The health ministry says we should eat fish twice a week, but they take away our right to go fishing because they dry up the rivers. Medicinal plants also dry up because they cut down the trees and dry up the riverbanks. There will no longer be plants like chichipince, which is used for menstrual pain, or siguapate to control fever.
The Environmental Impact Study of the New Nahuizalco Small Hydroelectric Power Plant project presents inconsistencies, so we want to know why a second consultation has been called for, of article 25, literal A of the Environmental Law, and why it has been resumed even though the project was denied in July 2014. To make the problem worse, we had to consult the Environmental Impact Study in the Municipal Mayor's Office of Nahuizalco during the pandemic, and in doing so many of us contracted Covid-19. Many grandparents suffered, but they had to present their point of view.
We express our great concern about the letter issued by the director of Cultural Heritage in favor of the Nuevo Nahuizalco II small hydroelectric plant project in the area of the Sensunapan River, Sonsonate, El Salvador. It was declared a Humanity Reserve belonging to the Cordillera Ilamatepec in 2007 by UNESCO, but it continues to be highly exploited and stressed.
We propose:
- A comprehensive and independent Environmental Impact Study, since we as Indigenous Peoples have our own ordinance on the Rights of Indigenous Peoples.
- The denial of the permit for the New Nahuizalco II Small Hydroelectric Power Plant.
- Elaboration of a real, comprehensive development plan for the other dams that are illegal, so that the problems that we as Indigenous People have historically suffered can be resolved.
The communities must be aware of this process so that the power plant is not approved, and so that we can present an Environmental Impact Study in accordance with international laws and the cosmovision of Indigenous Peoples.

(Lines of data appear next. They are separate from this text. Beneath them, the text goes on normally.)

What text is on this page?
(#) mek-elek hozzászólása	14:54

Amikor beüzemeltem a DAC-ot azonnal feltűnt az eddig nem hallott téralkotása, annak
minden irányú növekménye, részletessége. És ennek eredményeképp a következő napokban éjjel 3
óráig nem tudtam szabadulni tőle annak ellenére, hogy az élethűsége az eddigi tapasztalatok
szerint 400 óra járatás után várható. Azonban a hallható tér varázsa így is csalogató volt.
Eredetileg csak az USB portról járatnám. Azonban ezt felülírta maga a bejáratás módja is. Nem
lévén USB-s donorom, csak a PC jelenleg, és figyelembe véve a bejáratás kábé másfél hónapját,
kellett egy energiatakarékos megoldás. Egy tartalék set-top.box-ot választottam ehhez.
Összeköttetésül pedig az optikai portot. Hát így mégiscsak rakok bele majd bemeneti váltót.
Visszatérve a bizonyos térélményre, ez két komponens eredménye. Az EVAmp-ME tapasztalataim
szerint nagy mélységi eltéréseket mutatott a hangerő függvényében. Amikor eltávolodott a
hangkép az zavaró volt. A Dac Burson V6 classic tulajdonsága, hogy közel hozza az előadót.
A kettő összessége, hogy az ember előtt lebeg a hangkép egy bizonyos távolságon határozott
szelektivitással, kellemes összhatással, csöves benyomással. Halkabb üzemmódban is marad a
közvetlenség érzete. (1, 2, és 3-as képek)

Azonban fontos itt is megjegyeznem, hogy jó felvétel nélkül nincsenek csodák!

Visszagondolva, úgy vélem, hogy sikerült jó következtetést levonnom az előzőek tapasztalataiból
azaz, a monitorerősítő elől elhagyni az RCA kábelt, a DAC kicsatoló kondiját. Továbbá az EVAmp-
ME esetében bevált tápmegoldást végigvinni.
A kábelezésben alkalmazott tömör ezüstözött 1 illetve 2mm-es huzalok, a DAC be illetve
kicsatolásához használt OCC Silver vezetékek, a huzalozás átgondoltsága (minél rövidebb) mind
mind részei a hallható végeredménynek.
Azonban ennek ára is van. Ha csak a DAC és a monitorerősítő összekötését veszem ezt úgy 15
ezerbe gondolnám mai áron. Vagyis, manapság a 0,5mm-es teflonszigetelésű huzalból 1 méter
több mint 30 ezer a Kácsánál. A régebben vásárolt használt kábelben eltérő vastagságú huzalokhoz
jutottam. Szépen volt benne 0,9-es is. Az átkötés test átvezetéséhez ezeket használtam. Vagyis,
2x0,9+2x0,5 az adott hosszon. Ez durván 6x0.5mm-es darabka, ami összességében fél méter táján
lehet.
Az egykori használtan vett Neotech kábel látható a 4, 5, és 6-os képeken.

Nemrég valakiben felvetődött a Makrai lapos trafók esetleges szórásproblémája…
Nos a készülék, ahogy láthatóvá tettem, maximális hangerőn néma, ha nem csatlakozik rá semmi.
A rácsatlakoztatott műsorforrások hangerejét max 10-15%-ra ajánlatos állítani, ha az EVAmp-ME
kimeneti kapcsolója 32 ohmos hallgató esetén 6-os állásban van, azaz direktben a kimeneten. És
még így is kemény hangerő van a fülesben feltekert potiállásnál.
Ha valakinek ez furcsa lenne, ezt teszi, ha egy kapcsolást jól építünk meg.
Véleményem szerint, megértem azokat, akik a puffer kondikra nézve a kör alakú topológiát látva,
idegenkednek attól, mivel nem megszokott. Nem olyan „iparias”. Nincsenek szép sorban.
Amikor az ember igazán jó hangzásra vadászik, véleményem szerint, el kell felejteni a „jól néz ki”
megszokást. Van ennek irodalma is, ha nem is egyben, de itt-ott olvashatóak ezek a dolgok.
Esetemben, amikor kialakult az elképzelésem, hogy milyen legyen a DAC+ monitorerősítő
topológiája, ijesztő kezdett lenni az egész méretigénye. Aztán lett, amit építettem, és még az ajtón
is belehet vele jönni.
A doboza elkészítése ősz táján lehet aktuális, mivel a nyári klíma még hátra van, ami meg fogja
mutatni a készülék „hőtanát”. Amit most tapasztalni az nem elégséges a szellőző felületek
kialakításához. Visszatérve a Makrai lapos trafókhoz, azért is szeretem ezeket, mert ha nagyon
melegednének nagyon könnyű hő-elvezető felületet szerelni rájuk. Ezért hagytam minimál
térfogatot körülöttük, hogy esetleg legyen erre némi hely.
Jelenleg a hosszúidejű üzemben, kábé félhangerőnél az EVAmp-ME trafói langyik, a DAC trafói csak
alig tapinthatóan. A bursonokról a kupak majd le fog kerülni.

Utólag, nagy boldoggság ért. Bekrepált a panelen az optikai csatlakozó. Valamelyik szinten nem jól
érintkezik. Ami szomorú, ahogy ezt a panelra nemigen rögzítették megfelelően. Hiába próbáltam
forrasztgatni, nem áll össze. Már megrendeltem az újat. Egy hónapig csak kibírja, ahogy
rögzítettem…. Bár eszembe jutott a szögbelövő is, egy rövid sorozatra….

Cital Community Digital TV Radio received a grant from Cultural Survival's Indigenous Community Media Fund in 2021. The Indigenous Community Media Fund provides opportunities for international Indigenous radio stations to strengthen their infrastructure and broadcast systems and creates training opportunities for journalism, broadcasting, audio editing, technical skills, and more for radio journalists from Indigenous communities around the world. In 2021, the Indigenous Community Media Fund supported 57 media projects in 23 countries, totaling $340,500.